Unless you're a programmer, you probably never have to understand standards like TCP/IP, HTTP, SMTP, XML, or RSS to make use of them. But, if you're like me, you might make hundreds or even thousands of HTTP requests each day, send dozens of emails via SMTP, syndicate your weblog posts via XML formatted to the RSS spec, etc. . . . but you have never actually read any of the specifications for those standards. Why? Because the software -- the browser in the case of HTTP, a weblogging tool in the case of RSS feeds, etc. -- provides you with an interface that abstracts the standard, allowing you, the end user, to work with it without understanding it.
One purpose of software is to abstract interactions so end users don't have to understand protocols and standards.

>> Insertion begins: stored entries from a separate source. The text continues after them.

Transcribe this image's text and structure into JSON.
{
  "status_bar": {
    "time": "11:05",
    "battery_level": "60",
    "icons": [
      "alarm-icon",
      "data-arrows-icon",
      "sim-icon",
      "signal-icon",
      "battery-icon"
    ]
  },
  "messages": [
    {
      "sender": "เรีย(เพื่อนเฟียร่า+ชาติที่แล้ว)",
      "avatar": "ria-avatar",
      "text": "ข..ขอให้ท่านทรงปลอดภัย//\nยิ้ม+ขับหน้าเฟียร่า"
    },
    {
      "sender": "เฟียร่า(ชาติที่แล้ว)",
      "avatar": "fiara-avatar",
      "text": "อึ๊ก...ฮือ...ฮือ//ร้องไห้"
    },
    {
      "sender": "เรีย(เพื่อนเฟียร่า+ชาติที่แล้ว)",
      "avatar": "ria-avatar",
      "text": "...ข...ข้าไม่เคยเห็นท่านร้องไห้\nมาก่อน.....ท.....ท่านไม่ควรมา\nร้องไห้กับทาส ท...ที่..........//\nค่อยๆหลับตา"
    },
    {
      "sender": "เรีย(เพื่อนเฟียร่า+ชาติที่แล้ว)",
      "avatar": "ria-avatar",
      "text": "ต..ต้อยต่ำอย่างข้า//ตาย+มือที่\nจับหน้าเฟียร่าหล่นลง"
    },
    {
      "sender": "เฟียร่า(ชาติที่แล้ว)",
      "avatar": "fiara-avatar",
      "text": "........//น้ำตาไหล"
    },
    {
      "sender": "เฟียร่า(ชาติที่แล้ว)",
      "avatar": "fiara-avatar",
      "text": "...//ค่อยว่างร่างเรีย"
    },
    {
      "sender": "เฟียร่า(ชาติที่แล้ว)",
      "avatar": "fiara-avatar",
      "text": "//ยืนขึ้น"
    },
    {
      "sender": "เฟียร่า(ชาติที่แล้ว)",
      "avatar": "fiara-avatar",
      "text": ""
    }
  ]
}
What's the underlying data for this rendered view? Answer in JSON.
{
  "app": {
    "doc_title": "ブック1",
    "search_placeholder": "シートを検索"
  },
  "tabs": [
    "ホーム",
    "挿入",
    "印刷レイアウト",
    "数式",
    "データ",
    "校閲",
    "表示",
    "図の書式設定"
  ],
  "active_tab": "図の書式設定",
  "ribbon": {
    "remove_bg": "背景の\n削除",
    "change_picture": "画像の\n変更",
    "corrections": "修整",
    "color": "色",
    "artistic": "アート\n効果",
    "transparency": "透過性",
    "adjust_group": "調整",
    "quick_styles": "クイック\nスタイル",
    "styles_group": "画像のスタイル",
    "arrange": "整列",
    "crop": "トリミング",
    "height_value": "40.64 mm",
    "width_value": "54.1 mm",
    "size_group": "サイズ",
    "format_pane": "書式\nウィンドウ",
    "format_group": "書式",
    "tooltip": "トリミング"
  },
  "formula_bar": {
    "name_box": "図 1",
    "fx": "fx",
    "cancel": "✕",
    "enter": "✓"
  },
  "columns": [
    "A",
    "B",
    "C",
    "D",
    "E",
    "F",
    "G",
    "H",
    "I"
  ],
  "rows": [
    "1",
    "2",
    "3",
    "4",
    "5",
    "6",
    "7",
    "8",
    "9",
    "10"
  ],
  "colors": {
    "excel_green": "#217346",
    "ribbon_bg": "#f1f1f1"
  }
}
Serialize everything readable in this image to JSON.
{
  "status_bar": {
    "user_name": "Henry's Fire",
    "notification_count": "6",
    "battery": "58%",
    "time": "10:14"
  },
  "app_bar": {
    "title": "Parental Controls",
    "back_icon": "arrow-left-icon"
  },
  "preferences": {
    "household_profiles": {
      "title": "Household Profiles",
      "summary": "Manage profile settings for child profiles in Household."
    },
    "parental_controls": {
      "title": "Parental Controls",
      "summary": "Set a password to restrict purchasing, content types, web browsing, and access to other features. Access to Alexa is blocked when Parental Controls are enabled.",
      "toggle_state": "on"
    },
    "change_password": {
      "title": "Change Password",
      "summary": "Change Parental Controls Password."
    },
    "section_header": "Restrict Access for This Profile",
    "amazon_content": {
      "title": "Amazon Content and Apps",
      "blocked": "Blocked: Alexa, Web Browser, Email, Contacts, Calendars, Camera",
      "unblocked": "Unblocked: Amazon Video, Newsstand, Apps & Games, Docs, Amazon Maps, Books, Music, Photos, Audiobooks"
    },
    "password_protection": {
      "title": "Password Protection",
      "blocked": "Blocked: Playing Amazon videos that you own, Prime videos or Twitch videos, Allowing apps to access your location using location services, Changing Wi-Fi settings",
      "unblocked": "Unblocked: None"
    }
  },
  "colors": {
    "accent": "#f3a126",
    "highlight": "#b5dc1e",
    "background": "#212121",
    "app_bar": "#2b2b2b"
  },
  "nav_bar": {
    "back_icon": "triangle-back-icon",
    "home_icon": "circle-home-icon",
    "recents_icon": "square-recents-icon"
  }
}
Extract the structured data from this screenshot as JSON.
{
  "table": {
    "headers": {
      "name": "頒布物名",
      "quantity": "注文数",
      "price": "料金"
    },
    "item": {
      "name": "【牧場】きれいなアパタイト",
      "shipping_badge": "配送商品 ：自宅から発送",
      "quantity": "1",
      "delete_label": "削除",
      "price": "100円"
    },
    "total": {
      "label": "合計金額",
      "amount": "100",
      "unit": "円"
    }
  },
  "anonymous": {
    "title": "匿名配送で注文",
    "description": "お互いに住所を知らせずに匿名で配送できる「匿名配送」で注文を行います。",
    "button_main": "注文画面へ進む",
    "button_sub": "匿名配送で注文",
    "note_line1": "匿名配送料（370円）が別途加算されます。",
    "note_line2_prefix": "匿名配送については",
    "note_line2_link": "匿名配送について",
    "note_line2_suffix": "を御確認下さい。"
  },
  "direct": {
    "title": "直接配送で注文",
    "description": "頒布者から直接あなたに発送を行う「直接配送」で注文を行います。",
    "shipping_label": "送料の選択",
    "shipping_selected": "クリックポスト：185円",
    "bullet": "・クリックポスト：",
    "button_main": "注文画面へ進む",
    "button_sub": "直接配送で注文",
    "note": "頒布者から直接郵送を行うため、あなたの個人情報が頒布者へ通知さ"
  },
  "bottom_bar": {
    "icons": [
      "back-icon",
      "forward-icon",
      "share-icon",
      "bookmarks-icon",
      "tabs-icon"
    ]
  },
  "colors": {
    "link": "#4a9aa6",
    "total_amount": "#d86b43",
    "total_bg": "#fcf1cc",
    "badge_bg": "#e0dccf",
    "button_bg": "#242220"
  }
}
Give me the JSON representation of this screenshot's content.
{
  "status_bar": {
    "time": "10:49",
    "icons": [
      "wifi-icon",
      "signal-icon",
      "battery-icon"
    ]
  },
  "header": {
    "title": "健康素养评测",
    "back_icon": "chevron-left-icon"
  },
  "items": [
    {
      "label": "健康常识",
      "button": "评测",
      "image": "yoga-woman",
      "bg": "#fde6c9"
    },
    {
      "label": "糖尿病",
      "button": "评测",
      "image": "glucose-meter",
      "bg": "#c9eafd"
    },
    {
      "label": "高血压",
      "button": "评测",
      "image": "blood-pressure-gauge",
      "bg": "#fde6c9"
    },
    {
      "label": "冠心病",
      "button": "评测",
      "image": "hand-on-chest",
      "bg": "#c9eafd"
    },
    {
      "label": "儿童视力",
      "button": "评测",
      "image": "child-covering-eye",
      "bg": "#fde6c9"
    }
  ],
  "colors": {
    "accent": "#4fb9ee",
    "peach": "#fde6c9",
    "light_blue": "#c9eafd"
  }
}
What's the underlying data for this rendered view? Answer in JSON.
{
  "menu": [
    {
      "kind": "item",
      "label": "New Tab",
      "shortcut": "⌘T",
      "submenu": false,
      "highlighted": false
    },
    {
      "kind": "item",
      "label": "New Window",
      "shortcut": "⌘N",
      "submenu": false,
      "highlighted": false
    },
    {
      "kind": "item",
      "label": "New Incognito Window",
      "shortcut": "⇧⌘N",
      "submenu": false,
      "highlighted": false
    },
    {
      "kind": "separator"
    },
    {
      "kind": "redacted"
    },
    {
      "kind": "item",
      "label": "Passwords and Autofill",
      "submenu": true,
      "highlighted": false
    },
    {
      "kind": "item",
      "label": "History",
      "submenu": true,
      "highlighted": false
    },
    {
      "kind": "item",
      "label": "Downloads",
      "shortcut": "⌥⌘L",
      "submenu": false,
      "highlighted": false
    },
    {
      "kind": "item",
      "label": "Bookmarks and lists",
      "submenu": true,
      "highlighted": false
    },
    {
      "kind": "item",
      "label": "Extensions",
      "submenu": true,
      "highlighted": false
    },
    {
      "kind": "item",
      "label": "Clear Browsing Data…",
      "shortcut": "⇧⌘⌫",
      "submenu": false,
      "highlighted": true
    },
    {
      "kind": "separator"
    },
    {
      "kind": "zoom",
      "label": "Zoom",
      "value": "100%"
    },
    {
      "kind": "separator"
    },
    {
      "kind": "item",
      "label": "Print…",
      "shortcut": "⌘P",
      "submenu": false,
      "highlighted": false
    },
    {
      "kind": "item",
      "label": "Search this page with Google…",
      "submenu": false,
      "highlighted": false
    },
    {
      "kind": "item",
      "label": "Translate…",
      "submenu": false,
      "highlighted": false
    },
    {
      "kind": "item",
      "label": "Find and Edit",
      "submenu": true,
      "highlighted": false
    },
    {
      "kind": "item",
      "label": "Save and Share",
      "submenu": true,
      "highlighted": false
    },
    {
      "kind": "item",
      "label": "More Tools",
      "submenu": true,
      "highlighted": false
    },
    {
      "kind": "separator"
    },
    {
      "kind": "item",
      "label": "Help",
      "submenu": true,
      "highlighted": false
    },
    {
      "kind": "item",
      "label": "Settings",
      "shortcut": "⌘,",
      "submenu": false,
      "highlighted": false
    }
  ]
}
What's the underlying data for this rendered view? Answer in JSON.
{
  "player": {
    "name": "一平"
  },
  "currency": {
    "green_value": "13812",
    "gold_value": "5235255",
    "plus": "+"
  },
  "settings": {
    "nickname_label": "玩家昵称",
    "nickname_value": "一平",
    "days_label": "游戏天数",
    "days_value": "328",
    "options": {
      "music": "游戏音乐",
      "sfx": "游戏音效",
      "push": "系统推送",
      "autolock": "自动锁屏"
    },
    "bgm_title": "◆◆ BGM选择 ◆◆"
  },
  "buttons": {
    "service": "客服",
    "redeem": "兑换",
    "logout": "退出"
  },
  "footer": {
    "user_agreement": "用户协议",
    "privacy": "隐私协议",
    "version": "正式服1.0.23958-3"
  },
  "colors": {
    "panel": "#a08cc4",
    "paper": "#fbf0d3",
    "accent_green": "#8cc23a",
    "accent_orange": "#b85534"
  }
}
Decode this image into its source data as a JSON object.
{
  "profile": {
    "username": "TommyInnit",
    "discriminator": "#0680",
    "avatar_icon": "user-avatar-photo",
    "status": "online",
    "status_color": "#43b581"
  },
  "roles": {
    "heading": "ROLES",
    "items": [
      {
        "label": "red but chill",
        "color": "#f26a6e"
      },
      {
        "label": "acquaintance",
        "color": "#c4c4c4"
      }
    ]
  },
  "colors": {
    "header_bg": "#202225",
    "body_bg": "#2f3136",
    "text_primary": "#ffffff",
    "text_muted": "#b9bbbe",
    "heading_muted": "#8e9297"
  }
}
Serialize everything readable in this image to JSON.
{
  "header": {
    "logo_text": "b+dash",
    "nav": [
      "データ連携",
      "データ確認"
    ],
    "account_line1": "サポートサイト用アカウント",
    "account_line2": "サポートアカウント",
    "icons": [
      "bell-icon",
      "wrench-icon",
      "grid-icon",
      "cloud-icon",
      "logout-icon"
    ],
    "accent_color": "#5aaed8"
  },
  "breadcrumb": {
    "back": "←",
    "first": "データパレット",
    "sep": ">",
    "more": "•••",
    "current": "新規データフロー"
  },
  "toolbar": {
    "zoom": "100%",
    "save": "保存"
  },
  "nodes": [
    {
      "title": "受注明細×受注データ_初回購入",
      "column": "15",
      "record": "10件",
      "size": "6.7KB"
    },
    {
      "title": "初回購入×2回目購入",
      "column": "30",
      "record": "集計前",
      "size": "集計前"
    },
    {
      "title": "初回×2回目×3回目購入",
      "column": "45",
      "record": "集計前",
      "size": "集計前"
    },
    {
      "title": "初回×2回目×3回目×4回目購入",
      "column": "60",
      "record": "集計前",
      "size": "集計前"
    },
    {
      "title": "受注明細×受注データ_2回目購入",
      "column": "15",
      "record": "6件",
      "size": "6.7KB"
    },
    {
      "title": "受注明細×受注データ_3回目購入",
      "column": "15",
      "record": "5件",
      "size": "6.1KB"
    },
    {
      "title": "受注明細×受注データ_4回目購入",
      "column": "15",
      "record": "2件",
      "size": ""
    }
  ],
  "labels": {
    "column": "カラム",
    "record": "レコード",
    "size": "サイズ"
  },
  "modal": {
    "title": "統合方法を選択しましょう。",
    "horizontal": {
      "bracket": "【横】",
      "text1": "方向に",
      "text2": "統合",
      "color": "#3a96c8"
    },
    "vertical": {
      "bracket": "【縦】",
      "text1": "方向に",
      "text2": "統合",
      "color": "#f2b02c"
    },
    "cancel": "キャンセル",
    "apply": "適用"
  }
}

Turn this on Siemens' idea. It really doesn't matter how complex the standard is, as long as the software that allows us to make use of the standard is simple. Eventually, no "average instructor" will need to understand SCORM or IMS or the definition of a learning object. The software they use will manage that understanding for them.
The instructors will just launch their ACME All-in-One Wonder Tool For Instruction™, drop some content into the good ol' Wonder Tool, and answer some questions about their content (metadata!). Click the "Done" button, and the Wonder Tool spits out a standards-compliant learning object that can be dropped into any course management system. Or, if they want to share it, they click the "Share" button, select from a list of options of who to share with (individual users, my department, my college, everyone), and *poof!* -- it's available to others. No slogging through dense technical documents required!
No users of the web chooses to adopt or use HTTP. You use it because it's the standard that the web browsers adhere to. You don't say, "I'm going to use SMTP because it's the best email protocol out there!" every time you send an email to someone else on the Internet; you use it (and probably don't even know it!) because your email program adheres to that standard.
Likewise, no instructor will "choose" to adopt SCORM (or whatever standard prevails). They'll use it because it's the standard their content providers, their content authoring tool vendors, and their content delivery systems adhere to.
Dumbing down the standard won't make a difference, except to potentially rob the teaching and learning community of potential functionality. It's not the standards that need to be "bloggerized." Blogger is a tool that makes use of common web publishing standards (HTTP, HTML, FTP, etc.). It's powerful becuase it greatly abstracts those standards (and the processes of using them) to "push-button" simplicity. That level of simplicity is important in the tools that make use of the standards, but it's not necessarily required in the standards themselves.